There are some fundamental restrictions, only one device can be transmitting at a time and messages take a certain length of time to transmit (which varies depending on their length and other factors). That limits the maximum number of messages that can be sent each second without running into issues.
How close you get to that maximum and how many devices listen for and make use of the information within those messages is up to the protocol. Which you can define.

To give you an example the system I created will track up to 5 tags at a time and output their positions at 100 Hz. Each tag will measure ranges to up to 12 anchors. A total of up to 200 anchors can be installed with the system picking the best 12 for each tag, a total of 2400 ranges per second. So in theory 60 simultaneous “connections” with each tag connected to 12 anchors and each anchor connected to up to 5 tags. However in order to do this I had to compromise flexibility, all the tags need to be configured to know how many other tags are running at the same time. Not an issue for my application but a big issue for lots of uses.

If you were talking about the matrix method, when one transmits data through the other all the way to the final receiver, then I read a little about this type of data transmission but on the same nRF24L01. I agree that there can be many implementations of data transmission. I am interested in the maximum interaction of devices on a large area…

Here is a good example of Video.
The man tracked the movements between the columns. I am interested in the location (coordinates) of beacons on the field…

No I’m not talking about a matrix or mesh network. I’m talking about the fundamental basics of a radio. Unless you have a very fancy antenna a radio transmits in all directions, everything in range can pick up the transmissions simultaneously (give or take the travel time at the speed of light) if they are set to look for the correct thing.

To be honest that video is not a very good demo.

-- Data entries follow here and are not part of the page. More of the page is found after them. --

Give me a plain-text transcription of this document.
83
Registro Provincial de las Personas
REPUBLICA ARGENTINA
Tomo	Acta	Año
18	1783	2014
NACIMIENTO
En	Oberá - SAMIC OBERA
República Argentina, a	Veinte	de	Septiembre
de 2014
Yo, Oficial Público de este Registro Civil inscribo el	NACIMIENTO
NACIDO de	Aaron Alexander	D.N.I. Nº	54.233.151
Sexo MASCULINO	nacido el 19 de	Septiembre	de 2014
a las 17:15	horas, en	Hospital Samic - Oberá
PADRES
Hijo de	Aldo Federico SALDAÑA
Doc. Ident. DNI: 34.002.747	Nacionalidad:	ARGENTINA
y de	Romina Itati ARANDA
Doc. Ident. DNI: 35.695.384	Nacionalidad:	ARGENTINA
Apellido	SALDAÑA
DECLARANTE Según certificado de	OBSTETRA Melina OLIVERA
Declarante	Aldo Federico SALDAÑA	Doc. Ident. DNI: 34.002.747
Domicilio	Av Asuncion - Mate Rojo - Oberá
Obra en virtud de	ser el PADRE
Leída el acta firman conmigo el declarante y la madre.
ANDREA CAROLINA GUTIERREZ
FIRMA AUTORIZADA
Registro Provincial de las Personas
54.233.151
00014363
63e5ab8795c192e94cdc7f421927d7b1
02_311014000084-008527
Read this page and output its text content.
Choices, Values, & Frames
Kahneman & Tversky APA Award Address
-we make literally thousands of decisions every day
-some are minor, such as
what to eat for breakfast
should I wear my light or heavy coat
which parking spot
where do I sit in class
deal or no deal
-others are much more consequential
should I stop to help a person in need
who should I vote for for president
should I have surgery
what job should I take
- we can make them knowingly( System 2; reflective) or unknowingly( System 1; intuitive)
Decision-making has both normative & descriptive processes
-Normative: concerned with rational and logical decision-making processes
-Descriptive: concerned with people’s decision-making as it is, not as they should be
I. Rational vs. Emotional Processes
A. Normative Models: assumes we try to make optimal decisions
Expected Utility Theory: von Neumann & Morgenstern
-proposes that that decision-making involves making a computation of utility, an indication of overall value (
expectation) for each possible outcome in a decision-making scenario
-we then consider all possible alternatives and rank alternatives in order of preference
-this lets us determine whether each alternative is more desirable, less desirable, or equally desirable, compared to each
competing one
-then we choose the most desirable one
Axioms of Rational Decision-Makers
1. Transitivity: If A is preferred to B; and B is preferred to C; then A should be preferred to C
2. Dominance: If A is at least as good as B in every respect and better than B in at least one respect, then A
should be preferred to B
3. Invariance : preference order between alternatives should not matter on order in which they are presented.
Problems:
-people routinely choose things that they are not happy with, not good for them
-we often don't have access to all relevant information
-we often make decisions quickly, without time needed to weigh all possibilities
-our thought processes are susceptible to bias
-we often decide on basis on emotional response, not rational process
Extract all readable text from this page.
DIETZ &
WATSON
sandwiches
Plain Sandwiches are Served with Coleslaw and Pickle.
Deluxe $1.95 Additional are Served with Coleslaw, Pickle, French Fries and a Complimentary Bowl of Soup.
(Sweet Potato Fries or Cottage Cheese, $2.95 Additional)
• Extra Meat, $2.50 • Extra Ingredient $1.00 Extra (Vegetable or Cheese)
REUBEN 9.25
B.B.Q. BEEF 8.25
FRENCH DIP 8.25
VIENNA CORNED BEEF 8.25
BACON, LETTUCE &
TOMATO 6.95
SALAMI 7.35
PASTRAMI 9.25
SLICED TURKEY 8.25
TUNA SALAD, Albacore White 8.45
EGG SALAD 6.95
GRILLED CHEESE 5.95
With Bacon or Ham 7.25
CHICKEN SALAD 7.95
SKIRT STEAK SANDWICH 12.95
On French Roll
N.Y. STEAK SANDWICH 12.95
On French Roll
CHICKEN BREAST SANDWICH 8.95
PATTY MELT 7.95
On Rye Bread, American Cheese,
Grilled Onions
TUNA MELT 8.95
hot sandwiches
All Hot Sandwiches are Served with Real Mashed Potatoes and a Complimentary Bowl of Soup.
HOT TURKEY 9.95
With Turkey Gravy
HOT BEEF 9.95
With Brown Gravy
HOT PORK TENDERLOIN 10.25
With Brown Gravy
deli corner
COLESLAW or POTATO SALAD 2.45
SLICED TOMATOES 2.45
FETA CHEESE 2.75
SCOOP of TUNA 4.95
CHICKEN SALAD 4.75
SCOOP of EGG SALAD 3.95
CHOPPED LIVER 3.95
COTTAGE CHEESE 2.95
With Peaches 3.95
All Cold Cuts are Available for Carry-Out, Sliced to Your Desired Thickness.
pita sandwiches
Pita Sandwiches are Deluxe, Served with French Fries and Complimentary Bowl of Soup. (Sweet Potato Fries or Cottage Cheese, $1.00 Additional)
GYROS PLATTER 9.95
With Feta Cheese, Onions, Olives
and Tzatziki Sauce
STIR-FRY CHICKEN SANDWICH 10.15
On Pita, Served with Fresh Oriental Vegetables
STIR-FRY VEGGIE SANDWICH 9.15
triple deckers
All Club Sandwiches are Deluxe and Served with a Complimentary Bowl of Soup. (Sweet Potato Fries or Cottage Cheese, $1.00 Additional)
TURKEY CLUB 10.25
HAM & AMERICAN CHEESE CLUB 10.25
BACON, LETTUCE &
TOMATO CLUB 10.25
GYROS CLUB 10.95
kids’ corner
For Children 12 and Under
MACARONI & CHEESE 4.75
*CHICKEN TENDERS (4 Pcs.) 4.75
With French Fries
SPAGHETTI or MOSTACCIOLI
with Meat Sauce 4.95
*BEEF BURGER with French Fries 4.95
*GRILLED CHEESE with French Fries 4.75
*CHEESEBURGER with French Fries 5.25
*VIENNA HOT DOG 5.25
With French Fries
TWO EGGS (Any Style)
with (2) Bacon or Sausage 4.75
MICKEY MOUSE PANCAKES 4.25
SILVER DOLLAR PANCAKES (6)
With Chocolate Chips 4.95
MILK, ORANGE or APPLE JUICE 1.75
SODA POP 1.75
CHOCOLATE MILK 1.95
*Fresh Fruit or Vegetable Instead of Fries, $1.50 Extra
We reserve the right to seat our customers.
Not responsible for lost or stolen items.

He’s only implementing a very basic position system there, not controlling antenna orientation or polarisation and is putting the antennas close to surfaces that will change their performance. With that many uncontrolled effects and only a crude antenna delay calibration the performance is never going to be very good.

Take what he did but expand it to 3D and create a 3d model of the room you’re in.
Then attach a UWB tag to a physical camera. Use the UWB position of that tag to move a virtual camera around your 3d model.
Put the monitors showing the real camera output and the view from your virtual camera next to each other.
Do all that and you end up with a demo like this:

Now I understand what you mean. I want something a little different. Here is a site with a better example of Link.
I am interested in conditional coordinates relative to the receiver.

It turns out that you are saying that there are no restrictions on the number and everything is guaranteed by the protocol, right?

Yes. As I said multiple times it is all dependent on the protocol you use. The default is every device receives every transmision. What happens after that is up to you.

I have no idea what “conditional coordinates relative to the receiver” are. The receiver must know the anchor locations in advance. Without that information all that it would know is that it is at a known distance from an unknown location, which generally isn’t much use.
All calculated coordinates are going to be relative to those anchor locations, there is no absolute truth so it’s a coordinate system you pick relative to an arbitrary point you get to pick. Generally this will be this will be a cartesian x/y or x/y/z system relative to some fixed point in the covered area, the corner of the room or the location of the first anchor usually.
If you know the anchor locations in the room then once you’ve calculated the receiver location relative to the room calculating the anchors relative to the receiver would be trivial.